There is great tribulation among the departmental clerks, who are to be enrolled as conscripts, and probably sent to the army. The young relatives of some of the Secretaries are being appointed commissaries, quartermasters, surgeons, etc. They keep out of danger.

Many ladies have been appointed clerks. There is a roomful of them just over the Secretary’s office, and he says they distract him with their noise of moving of chairs and running about, etc.

The papers publish an account of a battle of snow-balls in our army, which indicates the spirit of the troops, when, perhaps, they are upon the eve of passing through such awful scenes of carnage as will make the world tremble at the appalling spectacle.

March 31st.—Cloudy and cold. No war news, though it is generally believed that Longstreet is really in the valley.

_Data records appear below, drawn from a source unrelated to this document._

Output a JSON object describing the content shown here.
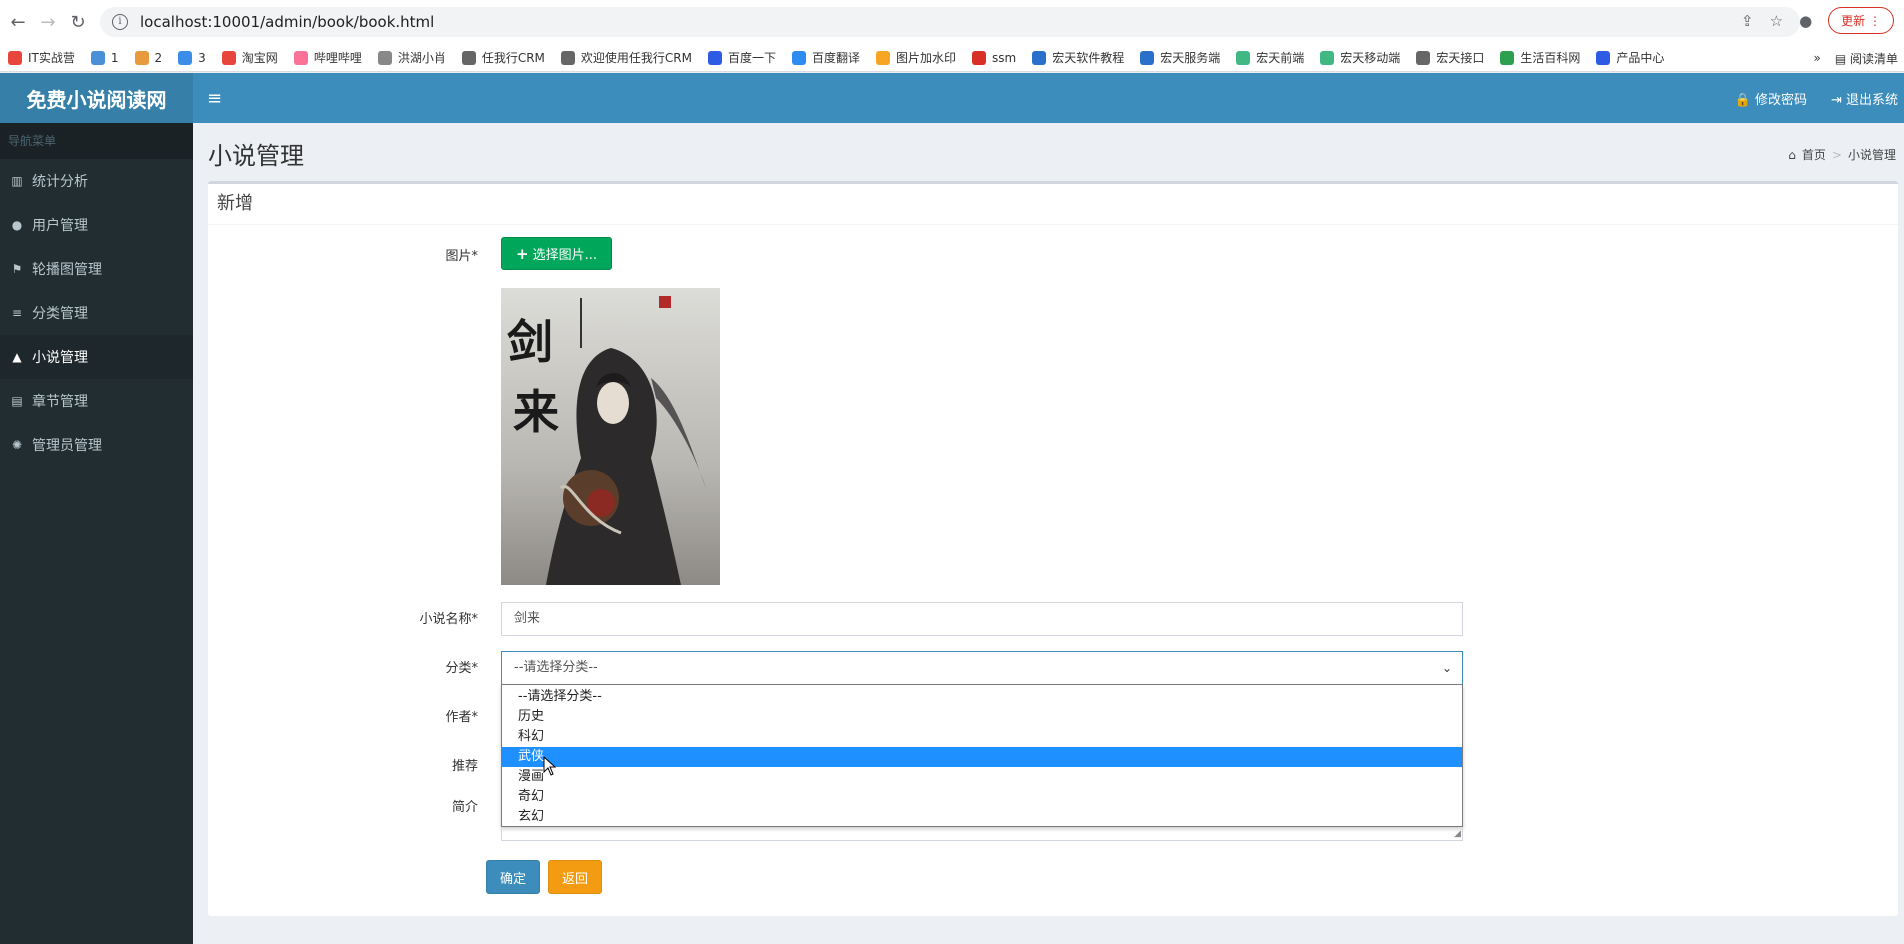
{
  "browser": {
    "url": "localhost:10001/admin/book/book.html",
    "update_label": "更新",
    "bookmarks": [
      "IT实战营",
      "1",
      "2",
      "3",
      "淘宝网",
      "哔哩哔哩",
      "洪湖小肖",
      "任我行CRM",
      "欢迎使用任我行CRM",
      "百度一下",
      "百度翻译",
      "图片加水印",
      "ssm",
      "宏天软件教程",
      "宏天服务端",
      "宏天前端",
      "宏天移动端",
      "宏天接口",
      "生活百科网",
      "产品中心"
    ],
    "reading_list": "阅读清单"
  },
  "app": {
    "brand": "免费小说阅读网",
    "change_password": "修改密码",
    "logout": "退出系统"
  },
  "sidebar": {
    "header": "导航菜单",
    "items": [
      {
        "label": "统计分析",
        "icon": "bar-chart-icon"
      },
      {
        "label": "用户管理",
        "icon": "user-icon"
      },
      {
        "label": "轮播图管理",
        "icon": "flag-icon"
      },
      {
        "label": "分类管理",
        "icon": "list-icon"
      },
      {
        "label": "小说管理",
        "icon": "lock-icon"
      },
      {
        "label": "章节管理",
        "icon": "file-icon"
      },
      {
        "label": "管理员管理",
        "icon": "gear-icon"
      }
    ]
  },
  "page": {
    "title": "小说管理",
    "breadcrumb": [
      "首页",
      "小说管理"
    ],
    "box_title": "新增"
  },
  "form": {
    "image_label": "图片*",
    "select_image_button": "选择图片...",
    "name_label": "小说名称*",
    "name_value": "剑来",
    "category_label": "分类*",
    "category_value": "--请选择分类--",
    "author_label": "作者*",
    "recommend_label": "推荐",
    "intro_label": "简介",
    "category_options": [
      "--请选择分类--",
      "历史",
      "科幻",
      "武侠",
      "漫画",
      "奇幻",
      "玄幻"
    ],
    "highlighted_option": "武侠",
    "cover_title": "剑来",
    "ok_button": "确定",
    "back_button": "返回"
  }
}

A speech delivered by the Hon. J. W. Wall, in New Jersey, is copied in all the Southern papers, and read with interest by our people.


CHAPTER XXXVII.

Return of Mr. Ould and Capt. Hatch from Fortress Monroe.—Quarrel between Mr. Memminger and Mr. Seddon.—Famine.—A victory in Louisiana.—Vice-President Stephens’s speech.—Victory of Gen. Forrest.—Capture of Plymouth, N. C.—Gen. Lee’s bill of fare.

April 1st.—Cloudy all day, with occasional light showers.

No war news; but the papers have an account of the shooting of an infant by some Yankees on account of its name. This shows that the war is degenerating more and more into savage barbarism.